< 1 Koningen 6 >
1 Het geschiedde nu in het vierhonderd en tachtigste jaar, na den uitgang der kinderen Israels uit Egypte, in het vierde jaar van het koninkrijk van Salomo over Israel, in de maand Ziv (deze is de tweede maand), dat hij het huis des HEEREN bouwde.
In the four hundred and eightieth year after the Israelites had come out of the land of Egypt, in the month of Ziv, the second month of the fourth year of Solomon’s reign over Israel, he began to build the house of the LORD.

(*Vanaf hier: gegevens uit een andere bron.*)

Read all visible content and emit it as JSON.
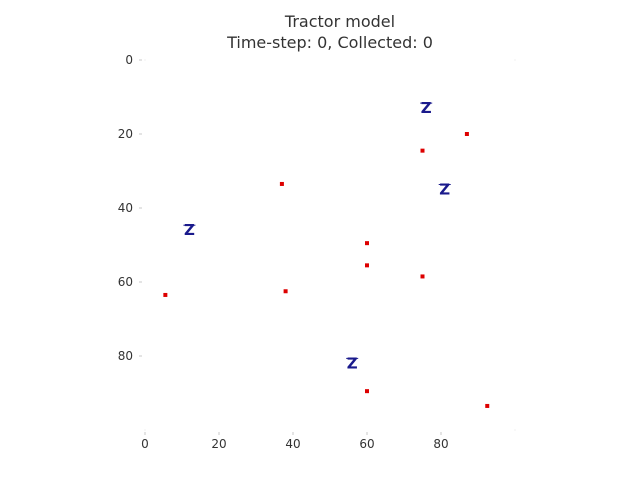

2 En dat huis, hetwelk de koning Salomo den HEERE bouwde, was van zestig ellen in zijn lengte, en van twintig in zijn breedte, en van dertig ellen in zijn hoogte.

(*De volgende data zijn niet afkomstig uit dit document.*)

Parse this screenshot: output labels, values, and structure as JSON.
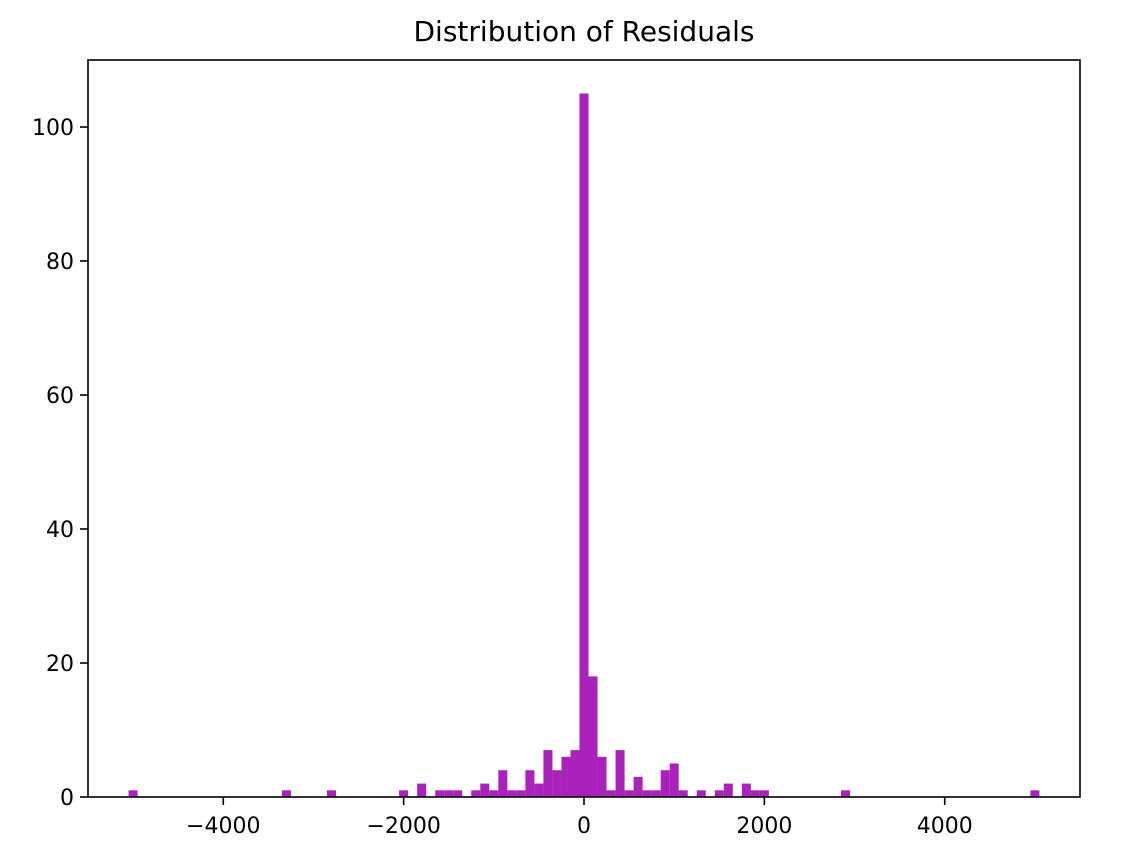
{
  "chart_data": {
    "type": "bar",
    "title": "Distribution of Residuals",
    "xlabel": "",
    "ylabel": "",
    "xlim": [
      -5500,
      5500
    ],
    "ylim": [
      0,
      110
    ],
    "grid": false,
    "bar_color": "#aa22bb",
    "bin_width": 100,
    "x_ticks": [
      {
        "value": -4000,
        "label": "−4000"
      },
      {
        "value": -2000,
        "label": "−2000"
      },
      {
        "value": 0,
        "label": "0"
      },
      {
        "value": 2000,
        "label": "2000"
      },
      {
        "value": 4000,
        "label": "4000"
      }
    ],
    "y_ticks": [
      {
        "value": 0,
        "label": "0"
      },
      {
        "value": 20,
        "label": "20"
      },
      {
        "value": 40,
        "label": "40"
      },
      {
        "value": 60,
        "label": "60"
      },
      {
        "value": 80,
        "label": "80"
      },
      {
        "value": 100,
        "label": "100"
      }
    ],
    "bins": [
      {
        "x": -5000,
        "count": 1
      },
      {
        "x": -3300,
        "count": 1
      },
      {
        "x": -2800,
        "count": 1
      },
      {
        "x": -2000,
        "count": 1
      },
      {
        "x": -1800,
        "count": 2
      },
      {
        "x": -1600,
        "count": 1
      },
      {
        "x": -1500,
        "count": 1
      },
      {
        "x": -1400,
        "count": 1
      },
      {
        "x": -1200,
        "count": 1
      },
      {
        "x": -1100,
        "count": 2
      },
      {
        "x": -1000,
        "count": 1
      },
      {
        "x": -900,
        "count": 4
      },
      {
        "x": -800,
        "count": 1
      },
      {
        "x": -700,
        "count": 1
      },
      {
        "x": -600,
        "count": 4
      },
      {
        "x": -500,
        "count": 2
      },
      {
        "x": -400,
        "count": 7
      },
      {
        "x": -300,
        "count": 4
      },
      {
        "x": -200,
        "count": 6
      },
      {
        "x": -100,
        "count": 7
      },
      {
        "x": 0,
        "count": 105
      },
      {
        "x": 100,
        "count": 18
      },
      {
        "x": 200,
        "count": 6
      },
      {
        "x": 300,
        "count": 1
      },
      {
        "x": 400,
        "count": 7
      },
      {
        "x": 500,
        "count": 1
      },
      {
        "x": 600,
        "count": 3
      },
      {
        "x": 700,
        "count": 1
      },
      {
        "x": 800,
        "count": 1
      },
      {
        "x": 900,
        "count": 4
      },
      {
        "x": 1000,
        "count": 5
      },
      {
        "x": 1100,
        "count": 1
      },
      {
        "x": 1300,
        "count": 1
      },
      {
        "x": 1500,
        "count": 1
      },
      {
        "x": 1600,
        "count": 2
      },
      {
        "x": 1800,
        "count": 2
      },
      {
        "x": 1900,
        "count": 1
      },
      {
        "x": 2000,
        "count": 1
      },
      {
        "x": 2900,
        "count": 1
      },
      {
        "x": 5000,
        "count": 1
      }
    ]
  }
}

The house that King Solomon built for the LORD was sixty cubits long, twenty cubits wide, and thirty cubits high.
3 En het voorhuis, vooraan den tempel van dat huis, was in zijn lengte van twintig ellen, naar de breedte van het huis, tien ellen in zijn breedte, vooraan het huis.
The portico at the front of the main hall of the temple was twenty cubits long, extending across the width of the temple and projecting out ten cubits in front of the temple.
4 En hij maakte vensteren aan het huis van gesloten uitzichten.
He also had narrow windows framed high in the temple.
5 En rondom aan den wand van het huis bouwde hij kameren, aan de wanden van het huis rondom, beide van den tempel en van de aanspraakplaats. Alzo maakte hij zijkameren rondom.
Against the walls of the temple and the inner sanctuary, Solomon built a chambered structure around the temple, in which he constructed the side rooms.
6 De onderste kamer was van vijf ellen in haar breedte, en de middelste van zes ellen in haar breedte, en de derde van zeven ellen in haar breedte; want hij had aan het huis rondom buitenwaarts inkortingen gemaakt, opdat zij zich niet hielden in de wanden van het huis.
The bottom floor was five cubits wide, the middle floor six cubits, and the third floor seven cubits. He also placed offset ledges around the outside of the temple, so that nothing would be inserted into its walls.
7 Het huis nu, als het gebouwd werd, werd met volmaakten steen, zoals dezelve toegevoerd was, gebouwd; zodat geen hameren, noch bijl of enig ijzeren gereedschap gehoord werd in het huis, als het gebouwd werd.
The temple was constructed using finished stones cut at the quarry, so that no hammer or chisel or any other iron tool was heard in the temple while it was being built.
8 De deur der middelste zijkamer was aan de rechterzijde van het huis; en door wenteltrappen ging men tot de middelste zijkamer, en van de middelste tot de derde.
The entrance to the bottom floor was on the south side of the temple. A stairway led up to the middle level, and from there to the third floor.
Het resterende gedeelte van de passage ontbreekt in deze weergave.